A segunda característica que quero colocar aqui está no caráter temático de sua última fase de produção. No fim de sua vida, Kantor volta-se ao que é chamado de Teatro da Memória. Explora as regiões da memória enquanto ambiente concreto, colocando-as em pé de igualdade com a realidade. Mais que isso, lida com a dificuldade de se lidar com a memória. Nesse aspecto, acredito que tenha antecipado com muita sensibilidade, a crise maior do século XX, e do próprio pós-modernismo, que nos é tão presente nos dias de hoje. Eu, já há algum tempo, havia chegado, através de uma história em quadrinhos, em crise semelhante, além de já ter dado ao tema da memória grande importância em várias de minhas ponderações.

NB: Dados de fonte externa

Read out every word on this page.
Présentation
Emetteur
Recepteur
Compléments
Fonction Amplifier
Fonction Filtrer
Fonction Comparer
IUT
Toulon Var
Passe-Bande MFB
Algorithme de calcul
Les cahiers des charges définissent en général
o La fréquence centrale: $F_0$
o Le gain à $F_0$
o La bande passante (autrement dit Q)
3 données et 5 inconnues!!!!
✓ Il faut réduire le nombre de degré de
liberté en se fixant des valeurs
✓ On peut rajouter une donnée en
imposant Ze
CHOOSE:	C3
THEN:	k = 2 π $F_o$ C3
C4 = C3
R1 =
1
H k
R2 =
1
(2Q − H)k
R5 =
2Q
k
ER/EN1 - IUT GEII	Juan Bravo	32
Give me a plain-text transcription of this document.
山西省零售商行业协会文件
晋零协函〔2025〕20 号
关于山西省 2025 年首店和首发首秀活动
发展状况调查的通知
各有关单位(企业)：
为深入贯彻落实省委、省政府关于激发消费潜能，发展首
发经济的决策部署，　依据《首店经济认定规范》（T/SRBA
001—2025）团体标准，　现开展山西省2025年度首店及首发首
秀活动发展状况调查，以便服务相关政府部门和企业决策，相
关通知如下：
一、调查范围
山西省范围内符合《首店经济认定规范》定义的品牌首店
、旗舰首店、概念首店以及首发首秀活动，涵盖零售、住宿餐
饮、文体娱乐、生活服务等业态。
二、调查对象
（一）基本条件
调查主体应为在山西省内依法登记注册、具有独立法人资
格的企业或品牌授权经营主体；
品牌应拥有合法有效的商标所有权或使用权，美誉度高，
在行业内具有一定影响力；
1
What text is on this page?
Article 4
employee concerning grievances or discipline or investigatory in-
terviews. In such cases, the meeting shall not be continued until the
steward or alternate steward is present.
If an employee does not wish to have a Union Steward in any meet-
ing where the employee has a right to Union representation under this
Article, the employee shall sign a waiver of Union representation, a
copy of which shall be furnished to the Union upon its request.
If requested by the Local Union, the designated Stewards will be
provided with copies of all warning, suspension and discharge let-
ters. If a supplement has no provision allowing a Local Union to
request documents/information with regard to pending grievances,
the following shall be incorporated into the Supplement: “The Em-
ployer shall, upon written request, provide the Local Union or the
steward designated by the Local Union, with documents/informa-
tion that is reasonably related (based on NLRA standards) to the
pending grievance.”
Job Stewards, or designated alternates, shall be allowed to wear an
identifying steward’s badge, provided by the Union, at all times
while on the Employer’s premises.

Pretendo explorar mais a fundo esse ponto. As coisas ainda estão muito frescas na cabeça, muito inconstantes.

Em sua penúltima peça, "Aqui Não Volto Mais", e aqui minha identificação começou a tomar proporções realmente assustadoras, Kantor, ainda no tema da memória, se encontra na Estalagem da Memória, aonde encontra personagens, objetos e situações de diversas peças de sua carreira. Aqui, mostra a dificuldade do indivíduo, do criador, de lidar com seus símbolos e personagens do passado. A confusão criativa, a impossibilidade de se alcançar a coerência, em meio ao caos de personagens, personalidades, vontades e tensões absurdamente dissonantes. O homem velho, sentado à mesa da Estalagem da Memória, lida com o peso de seu próprio passado.

Minha primeira história, que me veio no início do ano passado, começa com um autor, também incapaz de lidar com as infinitas idéias e personagens que deixou pelo caminho. Cria uma personagem, Alice, com a qual pretende, estando ele também presente como personagem, vagar por suas terras da imaginação, a juntar e tentar entender seus próprios fragmentos de histórias e referências. Já na questão do protagonista, me encontro novamente com Kantor. Kantor sempre esteve presente no palco, em todas as suas peças, como diretor. E em suas últimas produções, entra também como personagem. Ele, o próprio. E em minha história, o autor-personagem sou eu.

Alguns fatores a se notar: aqui o autor não é velho, e a dificuldade não é posterior à jornada, mas justamente de começá-la. Outro, e isso me parece ser de extrema importância, a idéia do autor e das linhas gerais do enredo veio antes de qualquer personagem. Ou seja, esse autor perdido em sua cabeça, quando surge, não tem, de fato, nada que realmente justifique essa sua angústia. Não haviam os personagens que supostamente o atormentavam, mas existia a tormenta. Me parece representar, talvez, a sina do século XXI. Já nascer com um peso que lhe é confiado pelo século XX, como se esse tivesse criado algo de tamanho valor, que a tarefa daquele no mundo há de ser eternamente a de tentar entendê-lo. Carregar o peso de símbolos e personagens que o impedem tanto de prosseguir, quanto de começar de novo, sem saber que, no fundo, esse peso não é seu, que muitas vezes ele nem existe.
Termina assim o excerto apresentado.